“Politics is the Church’s business whenever
it concerns how people treat people.” — John Paul II, Pope
“People, I just want to say, you know, can we all get along?” — Rodney King
Friends in Christ,
Like many of you I spend time attempting to explain the world to children and teens. As you know, they are up to speed on world news. Just think of who leads the way on climate change or gun control in schools. Whatever your positions, teens think these are essential issues.
If you follow my sermons year in and year out (!) you know that at one point a few years ago, trying to describe the anti-semitism, racism Muslim bans and what can only be described as brinksmanship with nations like North Korea, I told children and youth that “this is not normal.” But after some time, again in my sermons, I said, this is familiar. This is known. Sometimes it’s even normal. Or, we’ve been here before.
Sadly we know hostility to foreigners, racism and the ways of tyrants from Biblical history, and not the parts we’re called to emulate. We know danger, immorality and even selling out friends for thirty pieces of silver from the experiences of our ancestors in the faith. For decades we’ve ended our Good Friday Tenebrae with some people’s least favorite expression in scripture: “But men loved the darkness rather than the light because their deeds were evil.” Does that mean that what we do leads us to love darkness? That our actions affect our environment? That, well, sin is powerful in our world? That evil is real?
Our actions do affect our environment. So say Isaiah, Jeremiah, Hosea, Amos, Deborah, Miriam, Jesus and Paul, among others. They also point out that it’s why we need God. Because darkness or sin or all its relatives are hard to fight on your own. They are too powerful for anyone alone.
To build on John Paul’s expression, that’s what we try to address in politics (from polis, where we practice the care of a community). To build on King’s, our quest is to get along. Certainly that’s our Christian call.
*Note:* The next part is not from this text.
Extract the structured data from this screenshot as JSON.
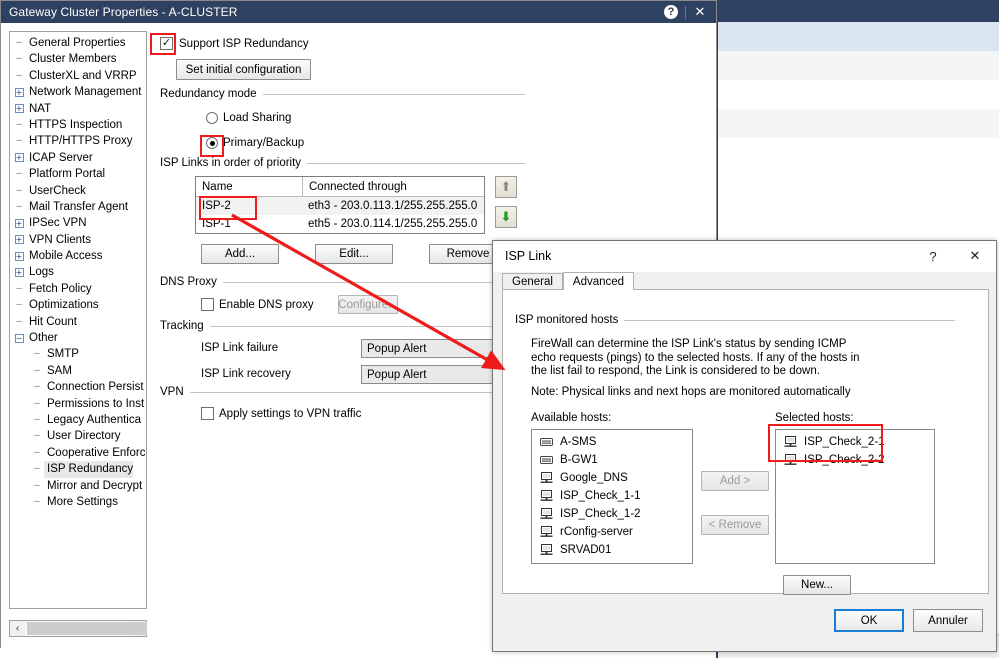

Sometimes getting along takes climate action, gun control, anti-racism programs and protection of the vulnerable, among other things. Sometimes getting along takes a mixture of the freedom that Paul speaks of in Romans 5 and the covenant that he speaks of in Romans 12.
Next month all our children’s issues will be on ballots across America. The month after that they’ll still be our values. If you’d like to spend some time before or after then discussing this let me know. It’s a matter of faith.